OMC : le rendez-vous de la dernière chance à Bali

OMC : le rendez-vous de la dernière chance à Bali
L’Inde voudrait pouvoir mettre en œuvre un programme d’aide alimentaire ( DR).

L'Organisation mondiale du commerce (OMC) a entamé mardi sur l'île indonésienne de Bali une réunion cruciale visant à arracher un accord sur la libéralisation des échanges. Les discussions achoppent notamment sur la question de la sécurité alimentaire.

"C'est maintenant ou jamais", a lancé le directeur général de l'OMC, le Brésilien Roberto Azevedo, à l'ouverture de la conférence ministérielle de Bali, souvent perçue comme une "réunion de la dernière chance". Malgré des mois de pré-négociations à Genève, aucun compromis n'a en effet été atteint sur une ébauche d'accord qui aurait pu être soumis aux ministres à Bali, augurant mal du résultat de cette quatrième réunion ministérielle depuis le lancement en 2001 au Qatar du Programme pour le développement de Doha (PDD).

Le PDD, également appelé "Cycle de Doha", vise à réduire les barrières au commerce mondial afin de doper l'économie et créer des dizaines de millions d'emplois, selon les experts. Mais les objectifs fixés au Qatar sont restés lettres mortes depuis douze ans et les trois précédentes conférences ayant suivi Doha ont toutes échoué : Cancun en 2003, Hong Kong en 2005 puis Genève en 2009 et 2011.

Un nouvel échec à Bali pourrait bien sonner le glas des négociations multilatérales sur l'ouverture du commerce, à l'heure où se multiplient les traités bilatéraux, comme entre l'Union européenne et le Canada par exemple.

Les pays veulent accroitre leurs subventions aux produits agricoles

La ministérielle achoppe sur l'épineuse question de la sécurité alimentaire. Les 46 pays en développement du "G33" voudraient accroître leurs subventions aux produits agricoles afin d'aider leurs agriculteurs et nourrir à meilleur  prix les plus pauvres, mais cela est actuellement sévèrement limité par l'OMC, car considéré comme une forme de dumping.

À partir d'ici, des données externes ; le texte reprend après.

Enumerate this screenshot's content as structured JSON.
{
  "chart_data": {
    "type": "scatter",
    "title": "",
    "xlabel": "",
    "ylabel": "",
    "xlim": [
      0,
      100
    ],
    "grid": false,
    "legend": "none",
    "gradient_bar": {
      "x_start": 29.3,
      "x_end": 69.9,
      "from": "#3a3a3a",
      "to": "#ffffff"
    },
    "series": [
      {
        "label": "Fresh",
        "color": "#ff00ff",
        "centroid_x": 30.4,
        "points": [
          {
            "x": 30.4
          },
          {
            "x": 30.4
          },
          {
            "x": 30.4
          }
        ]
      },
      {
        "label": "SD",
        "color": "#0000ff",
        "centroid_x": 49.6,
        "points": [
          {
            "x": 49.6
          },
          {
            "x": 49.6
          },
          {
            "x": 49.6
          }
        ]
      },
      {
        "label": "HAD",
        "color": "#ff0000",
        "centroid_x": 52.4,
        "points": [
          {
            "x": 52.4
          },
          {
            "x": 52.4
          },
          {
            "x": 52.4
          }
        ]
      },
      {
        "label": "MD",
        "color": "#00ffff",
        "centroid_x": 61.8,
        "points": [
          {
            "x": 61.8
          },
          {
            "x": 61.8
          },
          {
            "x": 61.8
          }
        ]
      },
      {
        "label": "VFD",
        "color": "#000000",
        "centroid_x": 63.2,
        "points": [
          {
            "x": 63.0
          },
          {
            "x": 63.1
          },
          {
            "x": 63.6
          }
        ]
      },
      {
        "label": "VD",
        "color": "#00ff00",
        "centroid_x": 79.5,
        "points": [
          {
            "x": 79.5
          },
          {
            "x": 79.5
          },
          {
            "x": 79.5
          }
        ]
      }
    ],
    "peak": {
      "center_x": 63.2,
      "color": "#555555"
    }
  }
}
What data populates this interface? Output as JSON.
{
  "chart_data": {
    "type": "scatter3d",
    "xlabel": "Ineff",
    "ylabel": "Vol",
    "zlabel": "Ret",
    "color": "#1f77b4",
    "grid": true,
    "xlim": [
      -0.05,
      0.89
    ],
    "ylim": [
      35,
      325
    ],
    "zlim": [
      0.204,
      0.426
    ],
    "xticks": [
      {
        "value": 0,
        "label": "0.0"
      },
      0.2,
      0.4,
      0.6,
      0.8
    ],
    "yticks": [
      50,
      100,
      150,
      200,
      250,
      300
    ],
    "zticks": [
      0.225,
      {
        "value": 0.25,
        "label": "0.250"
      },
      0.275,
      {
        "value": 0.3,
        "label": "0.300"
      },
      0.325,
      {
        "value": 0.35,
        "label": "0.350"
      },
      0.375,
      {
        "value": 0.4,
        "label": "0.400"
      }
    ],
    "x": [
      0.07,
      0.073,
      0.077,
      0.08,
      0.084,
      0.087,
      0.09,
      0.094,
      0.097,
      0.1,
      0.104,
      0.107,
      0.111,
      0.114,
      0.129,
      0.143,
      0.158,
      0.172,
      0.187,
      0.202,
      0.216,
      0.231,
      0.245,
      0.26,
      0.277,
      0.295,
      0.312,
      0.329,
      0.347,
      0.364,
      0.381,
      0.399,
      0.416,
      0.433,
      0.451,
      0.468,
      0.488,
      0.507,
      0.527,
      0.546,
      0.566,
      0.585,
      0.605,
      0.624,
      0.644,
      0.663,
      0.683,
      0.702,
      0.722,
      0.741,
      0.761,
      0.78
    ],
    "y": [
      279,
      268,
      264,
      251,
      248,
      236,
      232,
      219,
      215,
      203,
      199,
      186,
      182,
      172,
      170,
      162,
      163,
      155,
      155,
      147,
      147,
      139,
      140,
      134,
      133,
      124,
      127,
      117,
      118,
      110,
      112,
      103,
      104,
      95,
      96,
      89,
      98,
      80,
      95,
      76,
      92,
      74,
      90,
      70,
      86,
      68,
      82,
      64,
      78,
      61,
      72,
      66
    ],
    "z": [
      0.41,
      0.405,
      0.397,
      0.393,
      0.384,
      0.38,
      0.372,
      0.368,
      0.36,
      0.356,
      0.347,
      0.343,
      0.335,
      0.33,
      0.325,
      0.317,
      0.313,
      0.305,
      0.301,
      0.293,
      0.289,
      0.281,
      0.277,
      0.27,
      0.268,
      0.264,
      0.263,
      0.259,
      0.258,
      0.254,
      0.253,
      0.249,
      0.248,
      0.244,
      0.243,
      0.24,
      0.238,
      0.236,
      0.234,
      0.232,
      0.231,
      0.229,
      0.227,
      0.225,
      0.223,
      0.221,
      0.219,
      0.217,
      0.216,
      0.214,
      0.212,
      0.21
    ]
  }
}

Le gouvernement indien, à la pointe de ce combat, a réitéré sa fermeté dans le domaine. "Nous ne pouvons plus permettre que les intérêts de nos paysans soient sacrifiés sur l'autel des ambitions mercantiles des riches", a déclaré le très combattif ministre indien du Commerce, Anand Sharma, cité lundi dans la presse indienne.

Delhi, en difficulté à l'approche d'élections nationales, entend mettre en oeuvre un programme visant à offrir à prix artificiellement bas des denrées alimentaires de base à plus de 800 millions de pauvres.

Les États-Unis, fervents opposants, ont proposé un compromis qui consisterait à offrir une "clause de paix" de quatre ans, le temps de trouver une solution durable, selon laquelle aucune sanction ne serait recherchée contre les pays qui dépassent le plafond de subventions pour un programme de sécurité alimentaire. Mais Delhi et le G33 exigent une solution plus permanente.

Le "paquet de Bali", qui représente moins de 10% des ambitions affichées à Doha, reste donc suspendu à la possibilité d'un compromis avec l'Inde.   "C'est une question de volonté politique. La décision est entre les mains des ministres", a lâché M. Azevedo.